Но этот большой варвар не вскрикнул. Он даже не всхлипнул. Он просто стоически сидел, капельки пота выступили у него на лбу, пока, наконец, он не потерял сознание от усилий удержаться в вертикальном положении.
Силы покинули его полностью.
В напряженный момент все наблюдали за варваром, чтобы проверить, дышит ли он еще. Слишком часто человек, отдавший свою силу, отдал больше, чем свою силу: он отдал свою жизнь. Ибо, когда силы покинут его, его сердце может оказаться слишком слабым, чтобы биться, или его легкие перестанут дышать.
Но варвар лежал на земле, ровно дыша, и даже успел поднять руки, как будто ползя. Он упал на живот и усмехнулся: Я слаб, как ребенок!
При этом раздался крик празднования, потому что, если бы он мог говорить, он бы выжил.
Так началась церемония облечения, и первыми стали те, кто предложил более крупные облечения. К высшим дарам относились сила, грация, остроумие и выносливость, и даровать их было опасным делом. Человек, который проявлял слишком много выносливости, был склонен подхватить любую небольшую лихорадку, проносившуюся по деревне. Те, кто отказался от благодати, часто смущались; их мышцы, неспособные расслабиться, заставят их либо задохнуться из-за нехватки воздуха, либо умереть от голода.

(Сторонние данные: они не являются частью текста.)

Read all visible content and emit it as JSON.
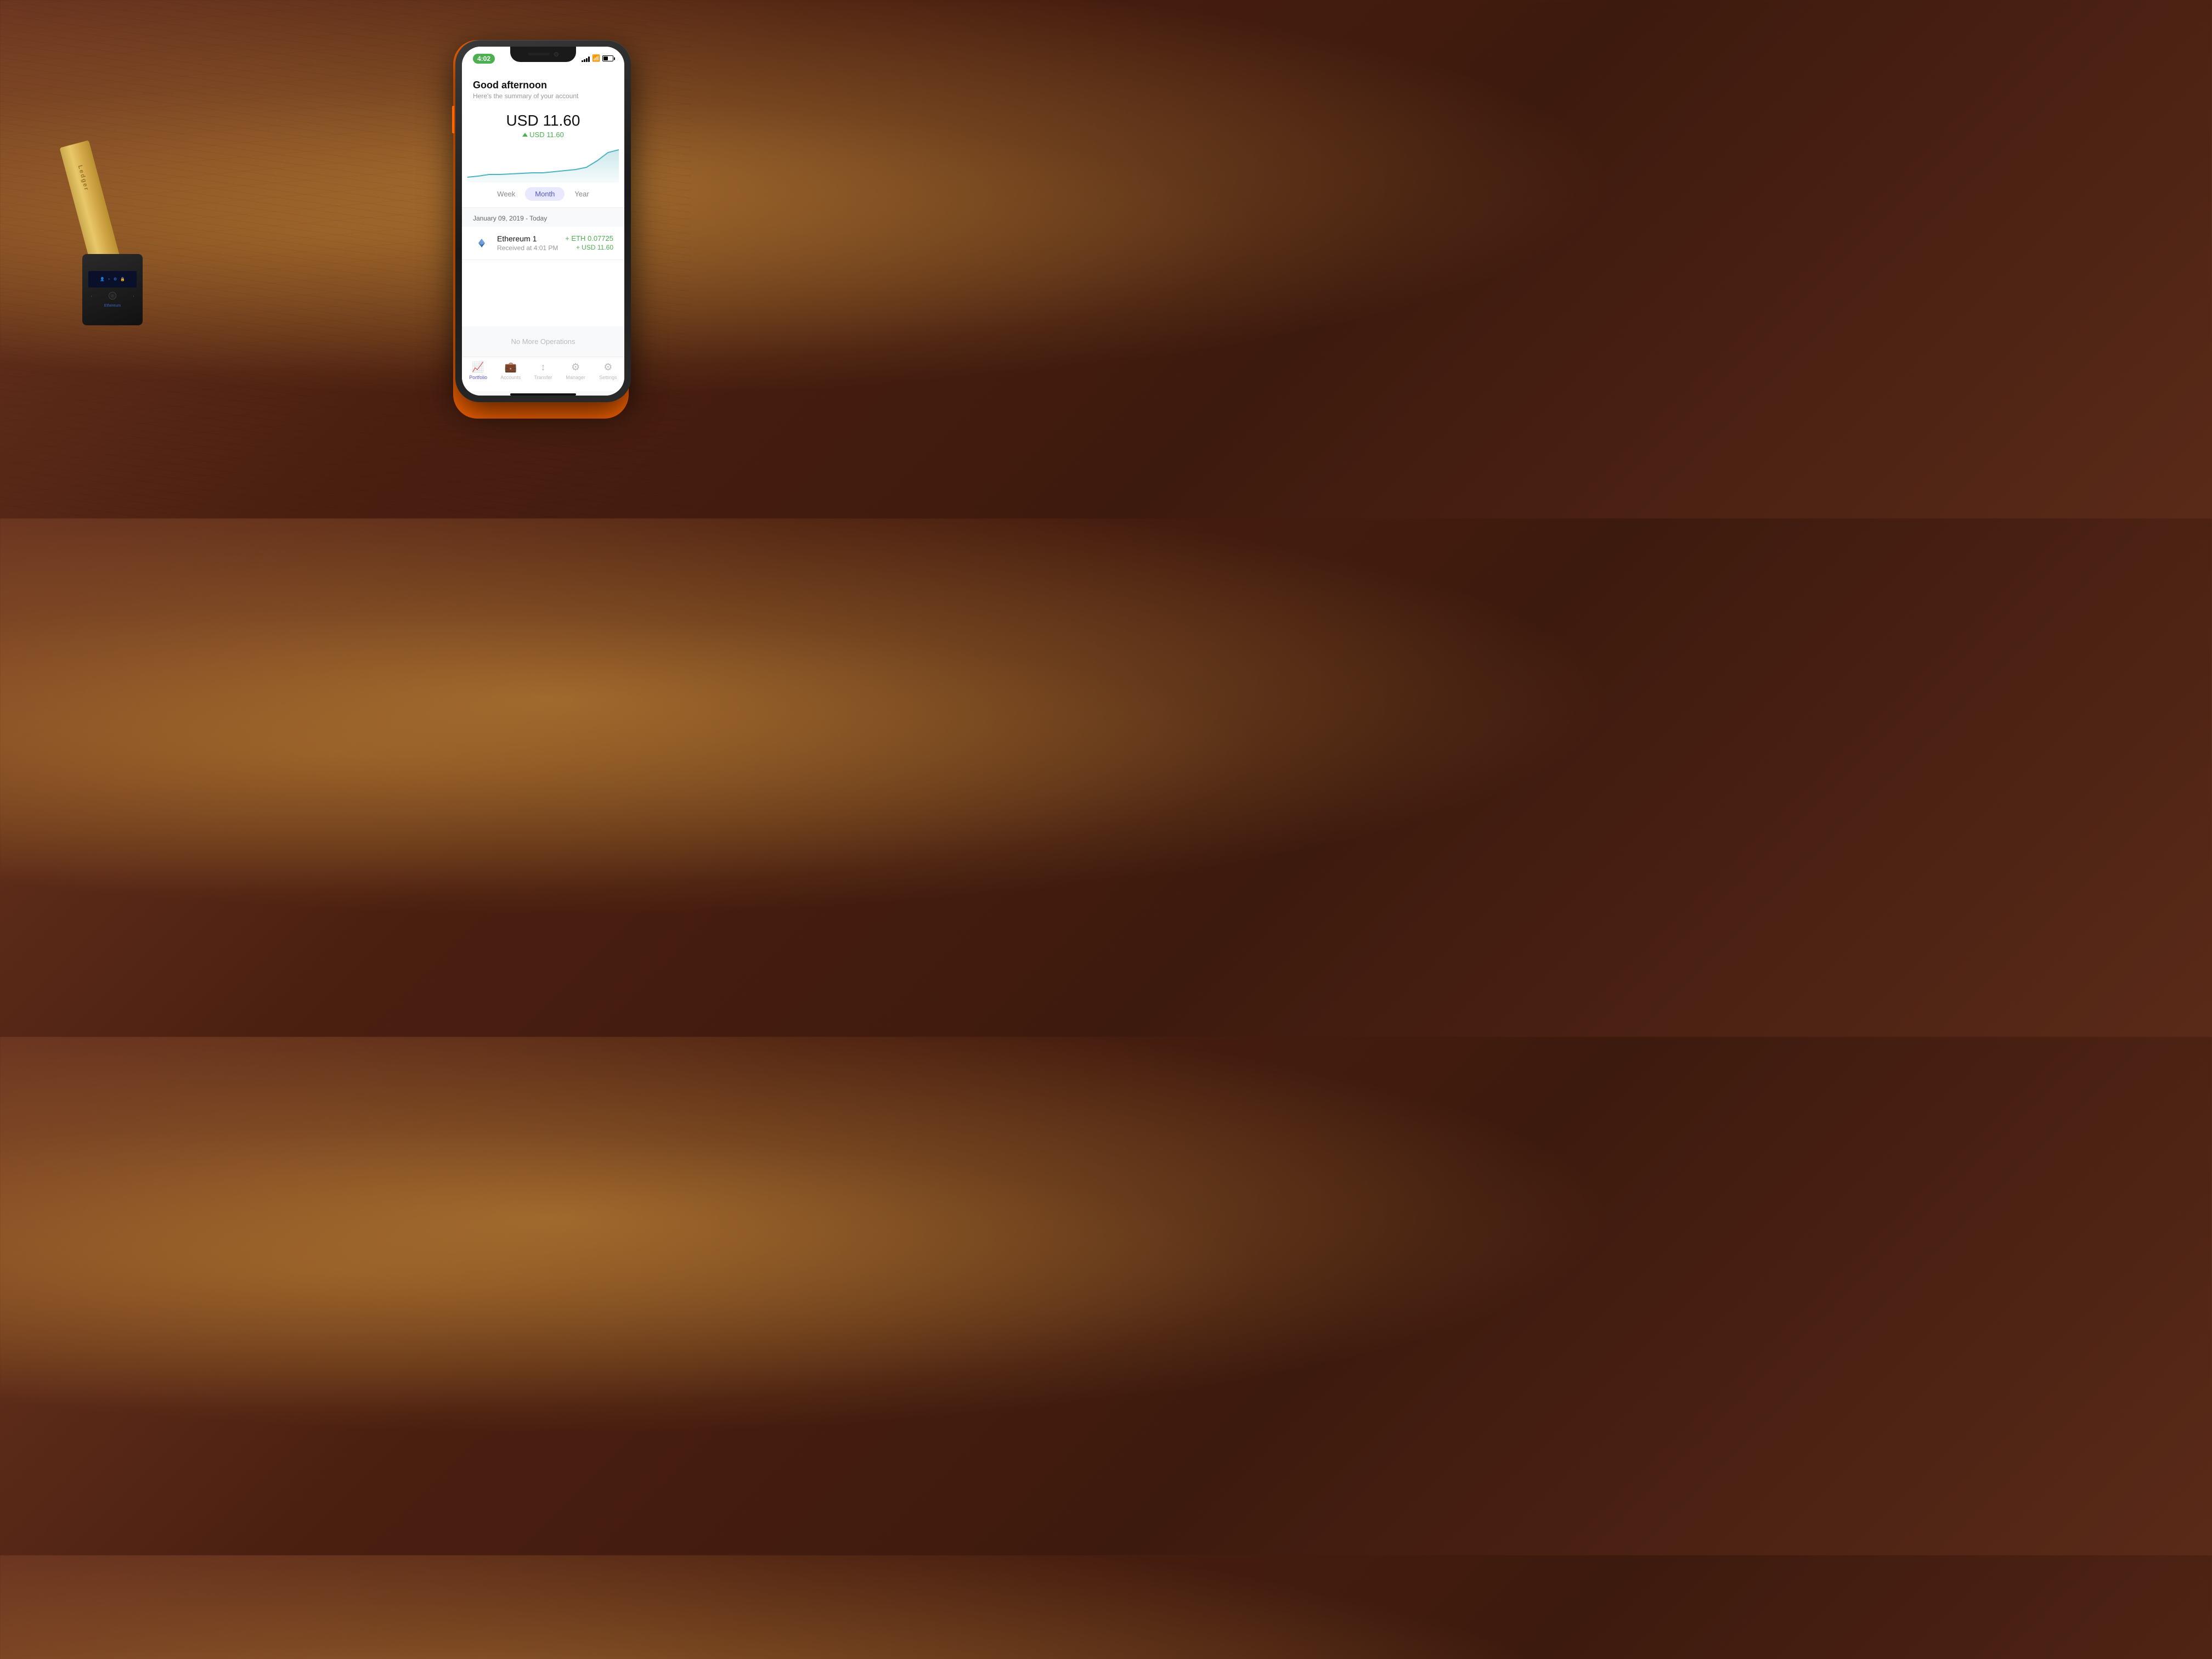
{
  "status_bar": {
    "time": "4:02",
    "signal_bars": [
      3,
      6,
      9,
      12,
      12
    ],
    "battery_pct": 50
  },
  "header": {
    "greeting": "Good afternoon",
    "subtitle": "Here's the summary of your account"
  },
  "balance": {
    "amount": "USD 11.60",
    "change": "USD 11.60"
  },
  "chart": {
    "color": "#4fb3bf"
  },
  "period_selector": {
    "options": [
      "Week",
      "Month",
      "Year"
    ],
    "active": "Month"
  },
  "date_range": "January 09, 2019 - Today",
  "operations": [
    {
      "name": "Ethereum 1",
      "time": "Received at 4:01 PM",
      "crypto": "+ ETH 0.07725",
      "fiat": "+ USD 11.60"
    }
  ],
  "no_more_label": "No More Operations",
  "bottom_nav": [
    {
      "id": "portfolio",
      "label": "Portfolio",
      "active": true
    },
    {
      "id": "accounts",
      "label": "Accounts",
      "active": false
    },
    {
      "id": "transfer",
      "label": "Transfer",
      "active": false
    },
    {
      "id": "manager",
      "label": "Manager",
      "active": false
    },
    {
      "id": "settings",
      "label": "Settings",
      "active": false
    }
  ],
  "ledger": {
    "brand": "Ledger",
    "eth_label": "Ethereum"
  }
}
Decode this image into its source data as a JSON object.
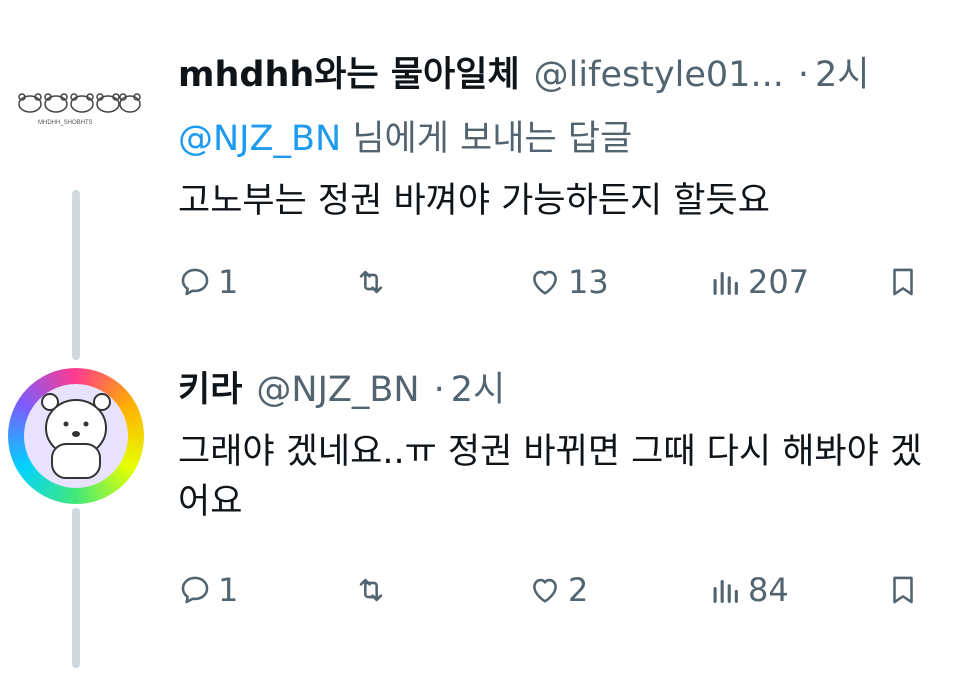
{
  "tweets": [
    {
      "name": "mhdhh와는 물아일체",
      "handle": "@lifestyle01...",
      "time": "2시",
      "reply_to_mention": "@NJZ_BN",
      "reply_to_suffix": " 님에게 보내는 답글",
      "text": "고노부는 정권 바껴야 가능하든지 할듯요",
      "replies": "1",
      "likes": "13",
      "views": "207"
    },
    {
      "name": "키라",
      "handle": "@NJZ_BN",
      "time": "2시",
      "text": "그래야 겠네요..ㅠ 정권 바뀌면 그때 다시 해봐야 겠어요",
      "replies": "1",
      "likes": "2",
      "views": "84"
    }
  ],
  "separator": "·",
  "avatar1_caption": "MHDHH_SHOBHTS",
  "colors": {
    "mention": "#1d9bf0",
    "secondary_text": "#536471",
    "thread_line": "#cfd9de"
  },
  "icons": [
    "reply-icon",
    "retweet-icon",
    "heart-icon",
    "views-icon",
    "bookmark-icon",
    "share-icon"
  ]
}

Даже те, кто даровал остроумие, могли уйти из жизни, потому что в первые несколько мгновений после вручения дара человеческое сердце могло забыть, как биться.
Таким образом, отважные мужчины и женщины приходили, чтобы предложить дары, и с каждой успешной передачей празднование углублялось, поскольку было доказано, что старик знал, как передавать атрибуты, не убивая своих посвященных.